A garage owner is called on to repair an Unidentified Flying Object; the seductive rhythmic pulse emanating from beyond a continental shelf village mysteriously beckons the younger submarine generation; a small town cinema projectionist screens 3-D rushes for a 24th century film crew; a divorce case in which the co-respondent is a synthetic human... Keith Roberts injects his own brand of immediacy and realism through his punchy, readably style and his considerable technical know-how into these stories, ten rare new gems in the dazzling treasury of SF.

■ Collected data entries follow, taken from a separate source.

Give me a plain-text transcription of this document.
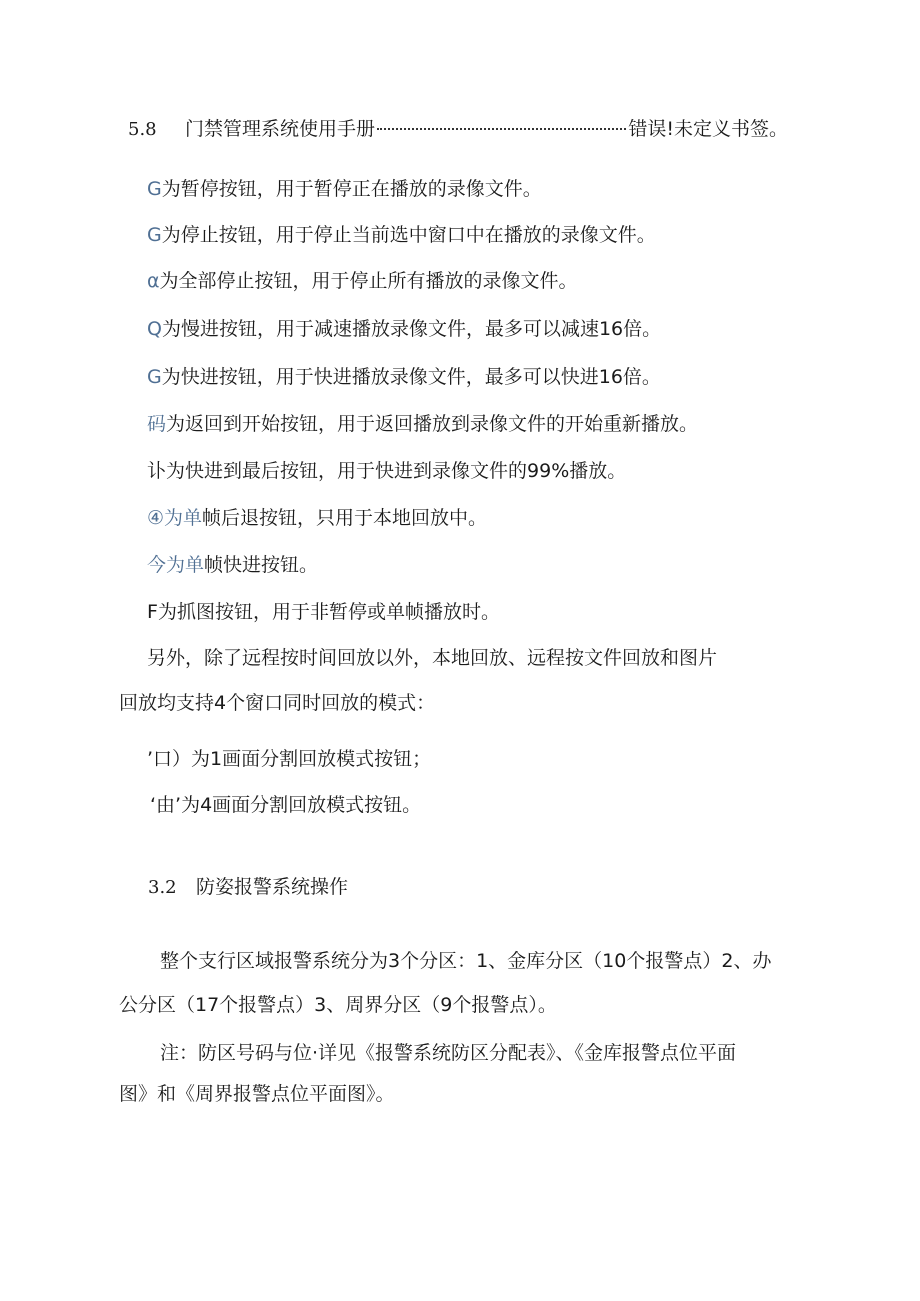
5.8	门禁管理系统使用手册	错误!未定义书签。

G为暂停按钮，用于暂停正在播放的录像文件。

G为停止按钮，用于停止当前选中窗口中在播放的录像文件。

α为全部停止按钮，用于停止所有播放的录像文件。

Q为慢进按钮，用于减速播放录像文件，最多可以减速16倍。

G为快进按钮，用于快进播放录像文件，最多可以快进16倍。

码为返回到开始按钮，用于返回播放到录像文件的开始重新播放。

讣为快进到最后按钮，用于快进到录像文件的99%播放。

④为单帧后退按钮，只用于本地回放中。

今为单帧快进按钮。

F为抓图按钮，用于非暂停或单帧播放时。

另外，除了远程按时间回放以外，本地回放、远程按文件回放和图片

回放均支持4个窗口同时回放的模式：

’口）为1画面分割回放模式按钮；

‘由’为4画面分割回放模式按钮。

3.2 防姿报警系统操作

整个支行区域报警系统分为3个分区：1、金库分区（10个报警点）2、办

公分区（17个报警点）3、周界分区（9个报警点）。

注：防区号码与位·详见《报警系统防区分配表》、《金库报警点位平面

图》和《周界报警点位平面图》。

Author : New South Wales. Parliament. Legislative Council Publisher : Unknown Page : 910 pages File Size : 46,6 Mb Release : 1895 Category : New South Wales ISBN : SRLF:E0000168781
United States. Congress. House. Committee on Energy and Commerce. Subcommittee on Commerce, Transportation, and Tourism
Author : United States. Congress. House. Committee on Energy and Commerce. Subcommittee on Commerce, Transportation, and Tourism Publisher : Unknown Page : 374 pages File Size : 42,5 Mb Release : 1983 Category : Contracts ISBN : UCR:31210006580409
Office Machine and Equipment Dealers Act by United States. Congress. House. Committee on Energy and Commerce. Subcommittee on Commerce, Transportation, and Tourism Pdf
Author : Miles C. Coleman Publisher : Univ of South Carolina Press Page : 112 pages File Size : 40,6 Mb Release : 2023-11-02 Category : Language Arts & Disciplines ISBN : 9781643364605
A new framework for understanding how algorithms influence Web applications offer us conclusions about science. Twitter bots generate art. Machine-learning systems satirize politicians. We live in an era where a substantial share of our private and public communication is machinic. Modern computing machines cannot yet speak for themselves—although the capacities of AI are rapidly expanding—but they generate rhetorical energies as they give advice, entertain, and proffer insight, speaking to human concerns in more-than-human ways and guiding human action. In Influential Machines Miles C. Coleman looks beyond human communication to interrogate the ways in which the machines and algorithms in our lives make meaning and the implications of their special modes of communication. Using the varied examples of an anti-vax "vaccine calculator," two Twitterbots, and the computational performances of virtual assistants, Coleman asks what machines mean to us as social agents and whether humans are the appropriate reference for designing machine communication. Coleman goes beyond the front and back ends of computing to describe the "deep end" of computing, a site of ambient rhetoric that is essential for understanding how machines move in today's digital world.